Zarzut zniszczenia mienia policja przedstawiła 41-letniemu mieszkańcowi Rzeszowa, który w poniedziałek w nocy uderzył w autobusie pasażerkę MPK, a potem wybił szybę w pojeździe.

– Po tym, gdy mężczyzna wytrzeźwiał, policjanci przedstawili mu zarzut dotyczący zniszczenia mienia. Straty po wybiciu szyby zostały oszacowane na ponad 2 tysiące złotych. Mężczyzna przyznał się do winy, złożył wyjaśnienia – mówi Marta Tabasz-Rygiel, rzecznik podkarpackiej policji.

W przypadku uderzenia kobiety, policja czeka na opinie biegłych lekarzy, którzy mają się wypowiedzieć na temat obrażeń 27-letniej pasażerki MPK.

– Do sformułowania zarzutu naruszenia nietykalności cielesnej nie wystarczy obdukcja. Musimy wiedzieć nie tylko, jakie są to obrażenia, ale czy są „poniżej czy powyżej dni siedmiu” – tłumaczy Tabasz-Rygiel.

41-letni Marek Z., mieszkaniec Rzeszowa, w chwili zdarzenia, do którego doszło w poniedziałek w nocy w Rzeszowie, miał 1,2 promila alkoholu w organizmie.

To czyn chuligański

Z naszych informacji wynika, że policja zwróciła się także do prokuratury, by ta postępowanie dotyczące naruszenia nietykalności cielesnej kobiety objęła ściganiem z urzędu.

– Takie przestępstwo jest ścigane z oskarżenia prywatnego, ale prokuratura może się do tego włączyć. Naszym zdaniem powinna, bo uważamy, że mamy do czynienia ze zdarzeniem o charakterze chuligańskim – mówi Konrad Wolak, wiceszef rzeszowskiej policji.

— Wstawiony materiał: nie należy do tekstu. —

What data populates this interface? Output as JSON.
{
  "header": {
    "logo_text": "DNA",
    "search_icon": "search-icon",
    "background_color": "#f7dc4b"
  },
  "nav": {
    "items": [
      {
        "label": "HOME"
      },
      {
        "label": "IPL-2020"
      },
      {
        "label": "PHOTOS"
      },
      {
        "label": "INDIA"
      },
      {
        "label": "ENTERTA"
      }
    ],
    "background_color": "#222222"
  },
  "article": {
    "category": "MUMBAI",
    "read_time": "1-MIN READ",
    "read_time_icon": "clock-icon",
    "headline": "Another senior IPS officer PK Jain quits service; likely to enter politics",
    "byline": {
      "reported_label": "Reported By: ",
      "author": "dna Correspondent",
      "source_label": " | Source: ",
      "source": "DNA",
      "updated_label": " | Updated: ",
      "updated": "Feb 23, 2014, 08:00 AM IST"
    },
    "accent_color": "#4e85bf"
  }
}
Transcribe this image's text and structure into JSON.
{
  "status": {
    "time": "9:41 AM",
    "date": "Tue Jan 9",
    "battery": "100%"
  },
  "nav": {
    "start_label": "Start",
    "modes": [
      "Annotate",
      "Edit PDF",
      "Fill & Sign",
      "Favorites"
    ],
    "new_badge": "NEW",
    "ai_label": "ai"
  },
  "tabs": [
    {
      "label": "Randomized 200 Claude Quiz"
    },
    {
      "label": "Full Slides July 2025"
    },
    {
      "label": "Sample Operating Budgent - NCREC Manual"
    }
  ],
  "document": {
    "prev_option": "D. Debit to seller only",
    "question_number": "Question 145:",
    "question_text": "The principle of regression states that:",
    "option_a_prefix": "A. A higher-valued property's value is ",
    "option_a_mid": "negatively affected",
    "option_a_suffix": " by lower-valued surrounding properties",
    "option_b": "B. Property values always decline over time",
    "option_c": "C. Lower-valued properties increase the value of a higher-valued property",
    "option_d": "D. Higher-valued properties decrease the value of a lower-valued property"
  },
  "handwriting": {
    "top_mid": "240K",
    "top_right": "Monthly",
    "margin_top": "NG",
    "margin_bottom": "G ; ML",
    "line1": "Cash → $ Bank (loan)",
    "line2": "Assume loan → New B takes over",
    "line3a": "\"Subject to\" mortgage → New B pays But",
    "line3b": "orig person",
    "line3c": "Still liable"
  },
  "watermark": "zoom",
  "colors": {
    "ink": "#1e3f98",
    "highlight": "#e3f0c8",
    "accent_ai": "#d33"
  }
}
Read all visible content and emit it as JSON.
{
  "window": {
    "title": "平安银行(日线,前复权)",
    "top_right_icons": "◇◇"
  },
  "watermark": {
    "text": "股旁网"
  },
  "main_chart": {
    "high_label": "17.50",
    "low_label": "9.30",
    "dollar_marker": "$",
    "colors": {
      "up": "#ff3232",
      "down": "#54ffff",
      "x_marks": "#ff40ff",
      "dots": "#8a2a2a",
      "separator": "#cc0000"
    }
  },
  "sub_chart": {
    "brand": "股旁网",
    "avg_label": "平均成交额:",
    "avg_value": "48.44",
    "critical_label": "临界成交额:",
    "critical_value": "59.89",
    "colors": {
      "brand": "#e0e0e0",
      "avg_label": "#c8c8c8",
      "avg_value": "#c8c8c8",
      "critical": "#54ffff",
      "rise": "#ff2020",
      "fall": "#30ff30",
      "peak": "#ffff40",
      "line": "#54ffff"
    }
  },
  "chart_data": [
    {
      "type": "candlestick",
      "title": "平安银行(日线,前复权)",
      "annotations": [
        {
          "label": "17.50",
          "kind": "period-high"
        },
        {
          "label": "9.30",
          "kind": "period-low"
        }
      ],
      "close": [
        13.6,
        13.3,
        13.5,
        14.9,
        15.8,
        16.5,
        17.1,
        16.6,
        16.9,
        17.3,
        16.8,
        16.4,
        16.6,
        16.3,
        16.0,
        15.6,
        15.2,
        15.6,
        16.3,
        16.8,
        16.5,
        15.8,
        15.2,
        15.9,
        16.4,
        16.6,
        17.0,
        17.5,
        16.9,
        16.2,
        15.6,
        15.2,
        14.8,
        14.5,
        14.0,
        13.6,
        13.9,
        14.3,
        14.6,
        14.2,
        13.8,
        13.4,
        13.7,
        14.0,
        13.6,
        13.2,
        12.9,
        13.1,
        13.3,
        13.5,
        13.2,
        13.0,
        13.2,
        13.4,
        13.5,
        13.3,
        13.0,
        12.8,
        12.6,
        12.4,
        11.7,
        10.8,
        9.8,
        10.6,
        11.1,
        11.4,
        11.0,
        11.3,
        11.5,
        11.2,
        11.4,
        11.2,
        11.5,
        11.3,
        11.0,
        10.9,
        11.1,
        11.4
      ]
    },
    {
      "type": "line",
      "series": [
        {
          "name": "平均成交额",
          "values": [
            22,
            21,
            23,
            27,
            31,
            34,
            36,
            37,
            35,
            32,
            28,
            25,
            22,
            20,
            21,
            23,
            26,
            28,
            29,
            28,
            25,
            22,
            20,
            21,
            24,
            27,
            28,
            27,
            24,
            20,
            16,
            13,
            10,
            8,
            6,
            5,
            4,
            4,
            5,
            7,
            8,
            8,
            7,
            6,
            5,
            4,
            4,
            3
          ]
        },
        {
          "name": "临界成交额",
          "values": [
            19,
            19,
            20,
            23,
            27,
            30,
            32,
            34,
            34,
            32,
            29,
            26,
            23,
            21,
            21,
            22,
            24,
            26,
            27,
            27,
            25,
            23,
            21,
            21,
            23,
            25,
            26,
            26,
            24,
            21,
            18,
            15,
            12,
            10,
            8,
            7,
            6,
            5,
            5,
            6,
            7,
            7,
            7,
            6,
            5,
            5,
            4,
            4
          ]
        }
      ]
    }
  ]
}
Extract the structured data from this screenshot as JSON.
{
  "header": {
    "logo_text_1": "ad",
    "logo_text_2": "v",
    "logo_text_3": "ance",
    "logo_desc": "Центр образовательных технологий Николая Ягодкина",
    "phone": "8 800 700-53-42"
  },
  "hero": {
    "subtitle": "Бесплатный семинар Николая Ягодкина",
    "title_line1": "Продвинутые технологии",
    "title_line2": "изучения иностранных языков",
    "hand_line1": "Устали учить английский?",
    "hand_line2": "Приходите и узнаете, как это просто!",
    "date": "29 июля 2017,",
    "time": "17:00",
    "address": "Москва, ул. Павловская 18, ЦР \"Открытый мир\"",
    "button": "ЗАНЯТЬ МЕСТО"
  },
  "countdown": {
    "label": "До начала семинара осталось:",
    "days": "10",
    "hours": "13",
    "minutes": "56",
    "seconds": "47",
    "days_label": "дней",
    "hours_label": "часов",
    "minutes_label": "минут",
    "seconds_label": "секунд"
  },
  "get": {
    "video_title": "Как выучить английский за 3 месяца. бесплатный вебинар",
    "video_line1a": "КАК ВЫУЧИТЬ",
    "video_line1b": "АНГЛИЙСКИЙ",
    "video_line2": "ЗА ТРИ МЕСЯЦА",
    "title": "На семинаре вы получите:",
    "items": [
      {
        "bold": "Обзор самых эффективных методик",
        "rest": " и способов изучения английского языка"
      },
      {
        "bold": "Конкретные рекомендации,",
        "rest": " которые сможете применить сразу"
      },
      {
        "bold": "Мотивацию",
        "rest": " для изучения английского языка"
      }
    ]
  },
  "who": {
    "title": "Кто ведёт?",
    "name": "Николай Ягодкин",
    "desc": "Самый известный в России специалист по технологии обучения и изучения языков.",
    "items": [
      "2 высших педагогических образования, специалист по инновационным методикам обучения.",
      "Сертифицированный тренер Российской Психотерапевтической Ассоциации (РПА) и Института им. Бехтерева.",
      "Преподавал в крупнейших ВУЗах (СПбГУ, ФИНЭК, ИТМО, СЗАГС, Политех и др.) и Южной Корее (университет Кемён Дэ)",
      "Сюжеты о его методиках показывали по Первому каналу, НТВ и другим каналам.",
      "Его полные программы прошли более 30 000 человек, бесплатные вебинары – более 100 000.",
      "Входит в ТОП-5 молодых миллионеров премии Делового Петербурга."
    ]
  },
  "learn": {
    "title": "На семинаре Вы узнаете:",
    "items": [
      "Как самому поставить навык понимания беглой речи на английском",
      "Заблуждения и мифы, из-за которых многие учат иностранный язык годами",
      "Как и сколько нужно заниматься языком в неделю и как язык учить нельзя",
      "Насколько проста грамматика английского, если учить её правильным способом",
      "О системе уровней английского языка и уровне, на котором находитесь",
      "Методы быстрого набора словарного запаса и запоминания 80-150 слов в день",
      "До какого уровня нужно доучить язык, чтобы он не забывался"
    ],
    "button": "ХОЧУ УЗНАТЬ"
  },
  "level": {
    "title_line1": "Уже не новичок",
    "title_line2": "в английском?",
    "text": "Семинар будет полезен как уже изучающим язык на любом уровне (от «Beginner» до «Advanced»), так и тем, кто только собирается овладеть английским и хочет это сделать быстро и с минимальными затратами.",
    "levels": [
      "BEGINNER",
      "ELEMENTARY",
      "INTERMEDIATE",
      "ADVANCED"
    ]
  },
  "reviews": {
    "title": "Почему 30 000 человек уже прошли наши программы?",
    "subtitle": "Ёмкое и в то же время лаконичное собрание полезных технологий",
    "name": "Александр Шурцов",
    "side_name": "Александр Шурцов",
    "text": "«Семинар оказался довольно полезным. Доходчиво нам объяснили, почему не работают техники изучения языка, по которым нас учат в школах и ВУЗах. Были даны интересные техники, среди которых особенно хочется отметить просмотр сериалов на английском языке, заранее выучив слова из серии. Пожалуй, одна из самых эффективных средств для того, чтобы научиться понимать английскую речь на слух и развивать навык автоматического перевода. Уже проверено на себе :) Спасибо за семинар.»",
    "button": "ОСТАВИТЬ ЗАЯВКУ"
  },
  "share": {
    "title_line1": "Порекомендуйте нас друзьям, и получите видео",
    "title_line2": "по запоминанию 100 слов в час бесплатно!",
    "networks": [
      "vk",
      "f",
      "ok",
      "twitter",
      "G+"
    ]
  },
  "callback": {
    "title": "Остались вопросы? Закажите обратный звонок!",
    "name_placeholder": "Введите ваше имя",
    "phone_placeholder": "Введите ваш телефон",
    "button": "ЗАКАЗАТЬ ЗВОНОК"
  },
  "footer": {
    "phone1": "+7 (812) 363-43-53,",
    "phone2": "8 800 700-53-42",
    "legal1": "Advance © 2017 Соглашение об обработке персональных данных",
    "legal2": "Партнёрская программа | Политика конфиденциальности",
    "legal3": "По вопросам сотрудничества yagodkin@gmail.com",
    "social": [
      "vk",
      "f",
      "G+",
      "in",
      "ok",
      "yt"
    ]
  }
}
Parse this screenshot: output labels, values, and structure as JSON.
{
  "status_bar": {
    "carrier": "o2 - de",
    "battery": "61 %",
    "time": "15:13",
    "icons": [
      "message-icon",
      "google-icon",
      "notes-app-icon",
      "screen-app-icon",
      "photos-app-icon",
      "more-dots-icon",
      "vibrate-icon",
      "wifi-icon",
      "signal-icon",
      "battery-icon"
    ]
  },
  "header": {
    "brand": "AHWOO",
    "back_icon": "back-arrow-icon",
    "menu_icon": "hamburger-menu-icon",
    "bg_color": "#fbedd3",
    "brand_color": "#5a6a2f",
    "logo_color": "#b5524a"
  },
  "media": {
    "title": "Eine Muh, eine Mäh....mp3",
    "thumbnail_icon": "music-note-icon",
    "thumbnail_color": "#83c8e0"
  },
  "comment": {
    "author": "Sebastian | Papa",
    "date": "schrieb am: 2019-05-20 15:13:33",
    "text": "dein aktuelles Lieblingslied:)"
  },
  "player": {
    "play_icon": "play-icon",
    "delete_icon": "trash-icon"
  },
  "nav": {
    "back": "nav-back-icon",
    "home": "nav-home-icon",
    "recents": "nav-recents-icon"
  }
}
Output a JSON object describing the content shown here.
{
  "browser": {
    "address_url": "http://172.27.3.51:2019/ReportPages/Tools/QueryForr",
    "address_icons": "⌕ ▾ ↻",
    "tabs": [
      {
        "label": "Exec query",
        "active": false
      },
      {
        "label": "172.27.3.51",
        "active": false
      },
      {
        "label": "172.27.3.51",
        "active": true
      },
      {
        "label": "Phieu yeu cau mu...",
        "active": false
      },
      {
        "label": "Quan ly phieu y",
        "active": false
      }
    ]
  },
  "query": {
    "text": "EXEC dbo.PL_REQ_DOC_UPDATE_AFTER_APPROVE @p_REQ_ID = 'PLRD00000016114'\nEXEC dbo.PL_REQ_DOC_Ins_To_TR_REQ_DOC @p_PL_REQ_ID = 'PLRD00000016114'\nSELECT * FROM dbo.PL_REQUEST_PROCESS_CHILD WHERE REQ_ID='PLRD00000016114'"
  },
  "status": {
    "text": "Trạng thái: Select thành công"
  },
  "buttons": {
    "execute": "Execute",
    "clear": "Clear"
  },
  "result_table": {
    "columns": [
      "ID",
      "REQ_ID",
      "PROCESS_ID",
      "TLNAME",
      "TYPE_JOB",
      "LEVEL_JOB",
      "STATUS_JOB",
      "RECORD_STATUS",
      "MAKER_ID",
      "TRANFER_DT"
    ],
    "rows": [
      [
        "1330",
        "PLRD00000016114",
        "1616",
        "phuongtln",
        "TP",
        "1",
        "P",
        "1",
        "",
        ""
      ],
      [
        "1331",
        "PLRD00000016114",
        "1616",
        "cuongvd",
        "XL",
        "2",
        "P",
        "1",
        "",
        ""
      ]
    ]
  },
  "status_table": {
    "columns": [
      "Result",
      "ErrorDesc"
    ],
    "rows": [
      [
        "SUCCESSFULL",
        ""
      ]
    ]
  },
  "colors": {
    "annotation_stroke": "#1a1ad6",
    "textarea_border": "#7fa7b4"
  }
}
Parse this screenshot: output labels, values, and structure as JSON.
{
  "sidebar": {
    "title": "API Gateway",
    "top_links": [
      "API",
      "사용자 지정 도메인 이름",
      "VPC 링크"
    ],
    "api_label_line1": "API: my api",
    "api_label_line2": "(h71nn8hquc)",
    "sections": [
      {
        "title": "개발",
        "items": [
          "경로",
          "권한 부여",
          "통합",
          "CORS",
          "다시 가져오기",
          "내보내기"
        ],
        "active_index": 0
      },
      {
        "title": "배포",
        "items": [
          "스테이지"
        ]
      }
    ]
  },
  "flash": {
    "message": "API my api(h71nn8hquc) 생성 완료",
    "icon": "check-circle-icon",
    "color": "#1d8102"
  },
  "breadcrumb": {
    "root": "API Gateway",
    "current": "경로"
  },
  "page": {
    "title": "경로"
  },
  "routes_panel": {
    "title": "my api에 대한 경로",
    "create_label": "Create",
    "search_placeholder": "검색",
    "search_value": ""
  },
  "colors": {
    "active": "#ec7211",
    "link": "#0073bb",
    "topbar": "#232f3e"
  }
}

Przypomnijmy: Marek Z. zaatakował 27-letnią kobietę w autobusie MPK linii nr 14 w poniedziałek po godz. 23:30. Nie spodobało mu się, że pasażerka głośno rozmawiała przez telefon komórkowy i uderzył ją w twarz. Żaden z pasażerów nie zareagował.

Gdy kierowca poprosił dyspozytora MPK o przyjazd policji, mieszkaniec Rzeszowa wybił szybę w autobusie i próbował uciec. Znów musiał zareagować kierowca, który obezwładnił 41-latka z pomocą jednego z pasażerów. Więcej o zdarzeniu pisaliśmy TUTAJ.

„Zwolnię was”

Jak udało nam się dowiedzieć, Marek Z. podczas przesłuchania na policji przyznał, że przeszkadzało mu, że kobieta, którą uderzył, głośno rozmawiała przez telefon.

– Mężczyzna jest nam znany. Był wcześniej notowany za fałszowanie recept. Po zatrzymaniu groził naszym policjantom, że ich zwolni z pracy, chwalił się znajomościami w Komendzie Głównej Policji. Mężczyzna jest bezrobotnym, ma wyższe wykształcenie, skończył filozofię, podobno wcześniej był pracownikiem naukowym, ale nigdzie nie ma tego udokumentowanego – mówią nam policjanci.